I have wrestled with this movie in the vain hope to try to pull some positive aspects out of this god awful mess but this is by far one of the worst film's I have seen for a very long time. This movie takes bad jokes from other bad comedies and regurgitates them, repeatedly. The cinematography is ugly and the script is so bad it is unreal.
 
I wanted to see the documentary film GRIZZLY MAN this week but sadly it is not showing at my local cinema in Bluewater, Kent and I will have to take a trip to London next week due to its limited release status, so that review will be forthcoming.
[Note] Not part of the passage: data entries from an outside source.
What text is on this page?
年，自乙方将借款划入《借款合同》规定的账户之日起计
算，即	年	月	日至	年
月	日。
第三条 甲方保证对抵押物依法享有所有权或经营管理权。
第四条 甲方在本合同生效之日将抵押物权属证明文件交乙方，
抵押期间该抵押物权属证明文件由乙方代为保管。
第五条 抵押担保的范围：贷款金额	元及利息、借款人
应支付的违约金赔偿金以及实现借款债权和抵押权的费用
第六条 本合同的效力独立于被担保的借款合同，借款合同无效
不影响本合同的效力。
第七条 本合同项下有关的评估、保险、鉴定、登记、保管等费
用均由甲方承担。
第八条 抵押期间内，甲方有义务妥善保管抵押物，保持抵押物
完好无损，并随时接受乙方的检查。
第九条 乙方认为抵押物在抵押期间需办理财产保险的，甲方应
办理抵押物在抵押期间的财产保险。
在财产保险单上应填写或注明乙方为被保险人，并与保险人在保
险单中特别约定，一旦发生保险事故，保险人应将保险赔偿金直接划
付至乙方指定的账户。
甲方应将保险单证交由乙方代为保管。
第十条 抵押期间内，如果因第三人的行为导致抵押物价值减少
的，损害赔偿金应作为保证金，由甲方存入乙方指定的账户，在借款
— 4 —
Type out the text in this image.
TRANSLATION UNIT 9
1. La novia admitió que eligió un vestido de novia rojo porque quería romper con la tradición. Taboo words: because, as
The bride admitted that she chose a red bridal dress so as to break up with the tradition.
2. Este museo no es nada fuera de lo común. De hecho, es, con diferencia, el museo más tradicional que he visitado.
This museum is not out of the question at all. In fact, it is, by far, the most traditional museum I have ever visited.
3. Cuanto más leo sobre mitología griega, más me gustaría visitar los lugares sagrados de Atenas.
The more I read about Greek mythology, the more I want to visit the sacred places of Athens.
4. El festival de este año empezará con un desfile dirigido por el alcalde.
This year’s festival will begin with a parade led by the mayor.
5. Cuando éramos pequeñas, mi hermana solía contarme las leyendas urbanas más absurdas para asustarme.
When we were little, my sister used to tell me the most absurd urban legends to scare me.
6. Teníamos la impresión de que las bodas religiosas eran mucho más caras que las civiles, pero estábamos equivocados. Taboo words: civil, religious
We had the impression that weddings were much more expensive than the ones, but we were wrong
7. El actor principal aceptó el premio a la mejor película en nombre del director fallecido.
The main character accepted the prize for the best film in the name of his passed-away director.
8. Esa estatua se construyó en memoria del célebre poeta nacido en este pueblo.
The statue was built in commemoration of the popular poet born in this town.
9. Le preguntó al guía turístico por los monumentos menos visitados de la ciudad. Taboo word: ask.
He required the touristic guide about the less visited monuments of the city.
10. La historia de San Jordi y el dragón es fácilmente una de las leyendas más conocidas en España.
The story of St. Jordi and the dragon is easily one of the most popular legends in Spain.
Instead, I thought I would see this film in the interim for the readers of this web site and to avert my cinema withdrawal effects, so please take some time out to consider the pain and humiliation that I sometime have to endure to bring you these reviews on a weekly basis.
 
Writing this review, it suddenly dawns on me the only thing I can say positive about this film and that is of the bulging, dimpled totality of Martin Lawrence’s plus-size attire. Whether in a high riding swimsuit or the usual flower print dress, it is not hard to wonder at the advances in drag technology since Fatty Arbuckle, Some Like It Hot and Monty Python. However, that said; do not think for a second that this film is anywhere near as funny as those just mentioned are.
 
Naturally, saving the day includes straightening out a dysfunctional household: think Van Diesel in The Pacifier with unfunny jokes about enormous thongs, or a latex and foam enhanced Queen Latifah in Bringing down the House. To package things up Big Momma, once again, launches into the Mrs. Doubtfire approach by departing on the audience knowledgeable words on the importance of family, closing with the reminder that though she is unhappy to leave we should always be on the look out because you never know when Big Momma might pop up again. Is that a threat? The last thing we see is Lawrence flashing a disturbingly mischievous grin as the screen fades to black.
 
The mere suggestion of Big Momma 3 constitutes cruel and unusual punishment for audiences everywhere. Just our luck, there is probably already a script out there somewhere waiting to be unleashed. In fact, early on in the film, Turner (Lawrence) says, “I never turn down an assignment.” Is that a concealed message to the audience to obediently attend one stale comedy after another? This is your chance to decline this assignment and demand much, much better entertainment.